Volume XLI-B7
Int. Arch. Photogramm. Remote Sens. Spatial Inf. Sci., XLI-B7, 757-761, 2016
https://doi.org/10.5194/isprs-archives-XLI-B7-757-2016
© Author(s) 2016. This work is distributed under
the Creative Commons Attribution 3.0 License.
Int. Arch. Photogramm. Remote Sens. Spatial Inf. Sci., XLI-B7, 757-761, 2016
https://doi.org/10.5194/isprs-archives-XLI-B7-757-2016
© Author(s) 2016. This work is distributed under
the Creative Commons Attribution 3.0 License.

  21 Jun 2016

21 Jun 2016

LAND COVER MAPPING USING SENTINEL-1 SAR DATA

S. Abdikan1, F. B. Sanli2, M. Ustuner2, and F. Calò3 S. Abdikan et al.
  • 1Department of Geomatics Engineering, Bulent Ecevit University, 67100 Zonguldak, Turkey
  • 2Department of Geomatics Engineering, Yildiz Technical University, 34220 Esenler-Istanbul, Turkey
  • 3National Research Council (CNR) of Italy – Istituto per il Rilevamento Elettromagnetico dell’Ambiente (IREA), Diocleziano 328, 80124 Napoli, Italy

Keywords: Sentinel-1A, Synthetic Aperture Radar, Land cover classification, Support Vector Machines, Istanbul, Turkey

Abstract. In this paper, the potential of using free-of-charge Sentinel-1 Synthetic Aperture Radar (SAR) imagery for land cover mapping in urban areas is investigated. To this aim, we use dual-pol (VV+VH) Interferometric Wide swath mode (IW) data collected on September 16th 2015 along descending orbit over Istanbul megacity, Turkey.
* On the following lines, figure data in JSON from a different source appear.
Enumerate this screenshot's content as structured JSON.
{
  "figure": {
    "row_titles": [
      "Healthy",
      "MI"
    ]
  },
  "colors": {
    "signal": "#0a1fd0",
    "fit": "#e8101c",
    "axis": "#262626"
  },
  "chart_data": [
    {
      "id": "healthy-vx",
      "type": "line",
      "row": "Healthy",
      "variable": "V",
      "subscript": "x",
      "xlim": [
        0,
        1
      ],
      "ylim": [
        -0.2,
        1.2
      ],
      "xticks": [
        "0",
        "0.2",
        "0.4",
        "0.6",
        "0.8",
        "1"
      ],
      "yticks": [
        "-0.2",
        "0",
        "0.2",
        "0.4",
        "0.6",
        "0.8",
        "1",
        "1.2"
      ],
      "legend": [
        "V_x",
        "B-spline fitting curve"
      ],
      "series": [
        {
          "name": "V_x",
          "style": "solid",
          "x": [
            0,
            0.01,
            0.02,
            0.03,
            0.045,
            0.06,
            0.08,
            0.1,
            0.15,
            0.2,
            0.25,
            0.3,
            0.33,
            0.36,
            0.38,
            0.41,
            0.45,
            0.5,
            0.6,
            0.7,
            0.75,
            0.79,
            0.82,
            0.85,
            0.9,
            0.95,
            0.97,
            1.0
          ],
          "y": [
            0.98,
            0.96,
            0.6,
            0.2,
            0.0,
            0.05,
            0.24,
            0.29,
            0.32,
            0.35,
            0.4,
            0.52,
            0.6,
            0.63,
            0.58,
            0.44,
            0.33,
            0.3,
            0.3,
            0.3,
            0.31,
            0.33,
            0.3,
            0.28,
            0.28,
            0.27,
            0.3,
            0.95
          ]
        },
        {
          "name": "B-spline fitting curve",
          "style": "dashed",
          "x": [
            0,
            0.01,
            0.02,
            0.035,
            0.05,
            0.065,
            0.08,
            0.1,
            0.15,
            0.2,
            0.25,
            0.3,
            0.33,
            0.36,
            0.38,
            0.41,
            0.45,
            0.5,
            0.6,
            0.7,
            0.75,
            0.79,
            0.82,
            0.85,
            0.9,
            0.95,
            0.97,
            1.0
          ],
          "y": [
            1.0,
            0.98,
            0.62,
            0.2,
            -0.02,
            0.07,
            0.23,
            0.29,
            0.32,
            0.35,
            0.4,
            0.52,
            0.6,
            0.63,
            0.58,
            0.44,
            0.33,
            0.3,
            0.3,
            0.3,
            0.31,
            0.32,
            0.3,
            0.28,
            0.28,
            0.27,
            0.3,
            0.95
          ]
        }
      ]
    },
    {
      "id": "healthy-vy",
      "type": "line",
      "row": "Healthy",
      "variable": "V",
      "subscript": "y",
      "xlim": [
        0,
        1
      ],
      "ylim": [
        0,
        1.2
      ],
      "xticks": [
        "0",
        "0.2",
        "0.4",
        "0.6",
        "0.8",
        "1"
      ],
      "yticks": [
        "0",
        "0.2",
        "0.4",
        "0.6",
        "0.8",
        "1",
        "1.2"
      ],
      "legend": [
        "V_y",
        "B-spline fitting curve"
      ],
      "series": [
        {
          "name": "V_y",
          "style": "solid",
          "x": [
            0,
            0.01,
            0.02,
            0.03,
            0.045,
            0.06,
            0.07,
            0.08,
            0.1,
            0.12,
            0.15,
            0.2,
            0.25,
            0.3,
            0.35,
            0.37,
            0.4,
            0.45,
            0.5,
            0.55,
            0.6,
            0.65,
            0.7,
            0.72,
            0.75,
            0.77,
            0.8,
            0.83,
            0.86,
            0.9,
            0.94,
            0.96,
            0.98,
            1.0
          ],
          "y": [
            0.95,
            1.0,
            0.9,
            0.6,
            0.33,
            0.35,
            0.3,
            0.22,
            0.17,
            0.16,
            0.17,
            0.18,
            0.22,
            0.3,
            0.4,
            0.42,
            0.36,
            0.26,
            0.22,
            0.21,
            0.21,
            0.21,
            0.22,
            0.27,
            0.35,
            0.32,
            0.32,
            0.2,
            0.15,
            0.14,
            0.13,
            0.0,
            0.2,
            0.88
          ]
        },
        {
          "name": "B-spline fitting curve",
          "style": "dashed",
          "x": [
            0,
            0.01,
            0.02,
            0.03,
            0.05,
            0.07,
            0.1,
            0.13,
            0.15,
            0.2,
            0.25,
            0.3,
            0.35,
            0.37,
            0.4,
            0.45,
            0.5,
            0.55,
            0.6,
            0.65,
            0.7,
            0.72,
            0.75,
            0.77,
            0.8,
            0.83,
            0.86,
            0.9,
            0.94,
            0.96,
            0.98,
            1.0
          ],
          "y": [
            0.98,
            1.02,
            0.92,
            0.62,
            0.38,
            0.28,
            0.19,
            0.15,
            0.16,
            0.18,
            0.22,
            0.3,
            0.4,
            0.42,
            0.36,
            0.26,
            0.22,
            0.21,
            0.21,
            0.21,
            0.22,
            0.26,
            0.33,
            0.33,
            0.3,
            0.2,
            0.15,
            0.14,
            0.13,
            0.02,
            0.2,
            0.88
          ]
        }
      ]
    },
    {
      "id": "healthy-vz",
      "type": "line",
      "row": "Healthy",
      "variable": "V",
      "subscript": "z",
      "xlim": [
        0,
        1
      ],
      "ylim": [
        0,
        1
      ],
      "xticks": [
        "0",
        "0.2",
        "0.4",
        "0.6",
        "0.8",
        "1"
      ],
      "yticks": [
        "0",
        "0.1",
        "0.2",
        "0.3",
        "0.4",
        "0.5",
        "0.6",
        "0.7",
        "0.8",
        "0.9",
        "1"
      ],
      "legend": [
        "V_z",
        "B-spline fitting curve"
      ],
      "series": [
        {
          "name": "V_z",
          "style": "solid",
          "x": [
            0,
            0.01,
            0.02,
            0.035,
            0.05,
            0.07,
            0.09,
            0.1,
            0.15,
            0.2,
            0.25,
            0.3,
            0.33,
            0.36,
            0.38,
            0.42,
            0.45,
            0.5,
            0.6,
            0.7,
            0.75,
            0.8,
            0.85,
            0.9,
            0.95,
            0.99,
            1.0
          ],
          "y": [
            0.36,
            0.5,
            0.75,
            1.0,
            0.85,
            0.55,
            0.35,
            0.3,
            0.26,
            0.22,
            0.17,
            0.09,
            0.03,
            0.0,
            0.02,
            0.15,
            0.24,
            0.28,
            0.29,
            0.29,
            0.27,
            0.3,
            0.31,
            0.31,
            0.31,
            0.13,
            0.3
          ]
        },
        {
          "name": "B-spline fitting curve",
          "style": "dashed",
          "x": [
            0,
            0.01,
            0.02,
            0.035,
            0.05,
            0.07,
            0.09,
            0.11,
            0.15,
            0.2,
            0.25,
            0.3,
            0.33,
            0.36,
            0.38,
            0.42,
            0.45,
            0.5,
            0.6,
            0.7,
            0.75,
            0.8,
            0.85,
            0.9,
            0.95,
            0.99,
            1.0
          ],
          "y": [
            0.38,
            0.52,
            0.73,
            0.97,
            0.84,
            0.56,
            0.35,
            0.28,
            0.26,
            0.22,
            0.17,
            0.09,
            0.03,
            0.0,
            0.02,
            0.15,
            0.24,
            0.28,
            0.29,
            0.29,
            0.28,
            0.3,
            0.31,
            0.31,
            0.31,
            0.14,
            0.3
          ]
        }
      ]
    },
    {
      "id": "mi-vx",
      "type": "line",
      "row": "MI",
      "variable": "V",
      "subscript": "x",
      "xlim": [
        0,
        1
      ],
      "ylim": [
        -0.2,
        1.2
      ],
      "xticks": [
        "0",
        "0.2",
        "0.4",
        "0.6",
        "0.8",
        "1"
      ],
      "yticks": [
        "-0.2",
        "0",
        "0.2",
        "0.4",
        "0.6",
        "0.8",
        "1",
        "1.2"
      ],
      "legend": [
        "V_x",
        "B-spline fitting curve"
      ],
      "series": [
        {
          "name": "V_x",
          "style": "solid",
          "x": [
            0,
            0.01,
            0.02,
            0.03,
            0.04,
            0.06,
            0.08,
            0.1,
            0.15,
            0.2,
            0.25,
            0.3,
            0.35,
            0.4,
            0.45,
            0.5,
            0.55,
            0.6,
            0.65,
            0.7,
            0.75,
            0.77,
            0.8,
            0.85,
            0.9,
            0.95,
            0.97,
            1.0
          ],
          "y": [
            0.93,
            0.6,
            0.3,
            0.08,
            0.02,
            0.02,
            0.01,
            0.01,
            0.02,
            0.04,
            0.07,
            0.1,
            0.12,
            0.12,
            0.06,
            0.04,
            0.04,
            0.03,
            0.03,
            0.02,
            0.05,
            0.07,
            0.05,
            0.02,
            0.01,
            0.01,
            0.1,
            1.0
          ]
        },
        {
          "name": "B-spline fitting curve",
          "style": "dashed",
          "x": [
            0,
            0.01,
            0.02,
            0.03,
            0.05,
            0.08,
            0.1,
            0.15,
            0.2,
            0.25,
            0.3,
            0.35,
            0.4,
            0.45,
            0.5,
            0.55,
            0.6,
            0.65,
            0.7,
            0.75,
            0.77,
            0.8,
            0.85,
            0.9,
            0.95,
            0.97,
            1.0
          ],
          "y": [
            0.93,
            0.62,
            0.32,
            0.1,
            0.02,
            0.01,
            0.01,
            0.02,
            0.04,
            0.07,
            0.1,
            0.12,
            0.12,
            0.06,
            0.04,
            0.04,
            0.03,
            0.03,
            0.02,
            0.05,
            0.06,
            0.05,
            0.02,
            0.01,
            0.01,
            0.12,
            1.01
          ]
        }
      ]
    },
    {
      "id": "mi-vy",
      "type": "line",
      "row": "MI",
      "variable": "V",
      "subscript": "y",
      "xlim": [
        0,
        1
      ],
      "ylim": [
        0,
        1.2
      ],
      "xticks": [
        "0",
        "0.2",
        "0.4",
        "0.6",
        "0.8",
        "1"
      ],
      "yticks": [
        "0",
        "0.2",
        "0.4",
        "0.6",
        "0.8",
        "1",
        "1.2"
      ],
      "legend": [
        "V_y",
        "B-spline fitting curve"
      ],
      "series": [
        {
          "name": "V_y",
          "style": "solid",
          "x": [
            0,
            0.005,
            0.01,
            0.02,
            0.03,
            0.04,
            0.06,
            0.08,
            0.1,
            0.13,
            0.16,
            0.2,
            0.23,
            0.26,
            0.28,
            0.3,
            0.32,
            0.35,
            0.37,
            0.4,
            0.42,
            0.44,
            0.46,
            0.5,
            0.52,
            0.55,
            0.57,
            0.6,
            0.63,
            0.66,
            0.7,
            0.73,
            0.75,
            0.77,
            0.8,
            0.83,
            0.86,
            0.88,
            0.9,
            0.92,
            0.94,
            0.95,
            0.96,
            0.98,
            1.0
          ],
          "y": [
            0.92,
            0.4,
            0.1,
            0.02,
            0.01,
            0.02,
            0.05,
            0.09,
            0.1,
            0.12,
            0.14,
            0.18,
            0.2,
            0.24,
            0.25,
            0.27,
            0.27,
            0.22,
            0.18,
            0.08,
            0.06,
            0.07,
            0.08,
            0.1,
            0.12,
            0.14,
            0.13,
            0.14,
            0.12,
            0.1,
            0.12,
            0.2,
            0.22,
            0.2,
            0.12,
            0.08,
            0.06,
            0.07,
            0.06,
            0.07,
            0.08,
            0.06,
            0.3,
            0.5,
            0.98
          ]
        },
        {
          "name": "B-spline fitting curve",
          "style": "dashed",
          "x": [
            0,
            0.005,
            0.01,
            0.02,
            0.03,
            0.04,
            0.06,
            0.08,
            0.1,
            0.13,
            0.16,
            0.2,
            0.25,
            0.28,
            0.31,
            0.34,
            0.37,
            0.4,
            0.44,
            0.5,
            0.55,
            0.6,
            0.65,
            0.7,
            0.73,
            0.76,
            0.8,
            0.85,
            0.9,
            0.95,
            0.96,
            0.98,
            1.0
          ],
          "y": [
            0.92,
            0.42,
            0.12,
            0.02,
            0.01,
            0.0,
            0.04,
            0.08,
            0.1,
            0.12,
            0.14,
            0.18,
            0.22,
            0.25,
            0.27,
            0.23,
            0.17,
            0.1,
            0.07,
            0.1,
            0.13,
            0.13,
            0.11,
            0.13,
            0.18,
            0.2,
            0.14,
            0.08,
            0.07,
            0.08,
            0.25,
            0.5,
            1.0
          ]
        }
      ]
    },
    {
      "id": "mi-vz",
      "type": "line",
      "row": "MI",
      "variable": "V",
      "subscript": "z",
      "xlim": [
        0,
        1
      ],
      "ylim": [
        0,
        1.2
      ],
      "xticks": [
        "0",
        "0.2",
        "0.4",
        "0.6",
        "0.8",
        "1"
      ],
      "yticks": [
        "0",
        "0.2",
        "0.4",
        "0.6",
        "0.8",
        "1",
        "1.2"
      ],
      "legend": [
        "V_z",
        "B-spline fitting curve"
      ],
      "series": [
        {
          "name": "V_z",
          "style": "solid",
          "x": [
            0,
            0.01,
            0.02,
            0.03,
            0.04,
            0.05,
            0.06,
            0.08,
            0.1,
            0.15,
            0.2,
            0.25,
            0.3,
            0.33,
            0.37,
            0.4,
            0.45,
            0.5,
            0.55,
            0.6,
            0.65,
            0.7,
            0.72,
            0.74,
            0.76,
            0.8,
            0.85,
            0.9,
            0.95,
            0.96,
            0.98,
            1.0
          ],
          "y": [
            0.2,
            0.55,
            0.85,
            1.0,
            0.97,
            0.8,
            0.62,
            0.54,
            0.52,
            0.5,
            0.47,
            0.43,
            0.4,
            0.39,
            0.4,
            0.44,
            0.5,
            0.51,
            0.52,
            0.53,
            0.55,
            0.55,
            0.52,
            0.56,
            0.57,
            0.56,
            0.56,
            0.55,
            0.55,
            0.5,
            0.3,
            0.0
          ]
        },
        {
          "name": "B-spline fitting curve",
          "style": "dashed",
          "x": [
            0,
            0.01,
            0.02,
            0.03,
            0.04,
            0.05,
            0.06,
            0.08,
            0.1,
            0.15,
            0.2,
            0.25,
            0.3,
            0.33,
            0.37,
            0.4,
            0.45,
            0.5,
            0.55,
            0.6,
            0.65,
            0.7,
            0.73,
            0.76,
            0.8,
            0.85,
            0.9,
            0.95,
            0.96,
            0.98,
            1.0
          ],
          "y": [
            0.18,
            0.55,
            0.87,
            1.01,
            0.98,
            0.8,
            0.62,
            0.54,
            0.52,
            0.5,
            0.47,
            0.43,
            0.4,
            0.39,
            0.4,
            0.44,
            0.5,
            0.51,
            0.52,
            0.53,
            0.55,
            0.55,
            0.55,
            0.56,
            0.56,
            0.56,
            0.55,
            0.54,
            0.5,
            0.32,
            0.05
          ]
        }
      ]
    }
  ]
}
Data have been calibrated, terrain corrected, and filtered by a 5x5 kernel using gamma map approach. During terrain correction by using a 25m resolution SRTM DEM, SAR data has been resampled resulting into a pixel spacing of 20m. Support Vector Machines (SVM) method has been implemented as a supervised pixel based image classification to classify the dataset. During the classification, different scenarios have been applied to find out the performance of Sentinel-1 data. The training and test data have been collected from high resolution image of Google Earth. Different combinations of VV and VH polarizations have been analysed and the resulting classified images have been assessed using overall classification accuracy and Kappa coefficient. Results demonstrate that, combining opportunely dual polarization data, the overall accuracy increases up to 93.28% against 73.85% and 70.74% of using individual polarization VV and VH, respectively. Our preliminary analysis points out that dual polarimetric Sentinel-1SAR data can be effectively exploited for producing accurate land cover maps, with relevant advantages for urban planning and management of large cities.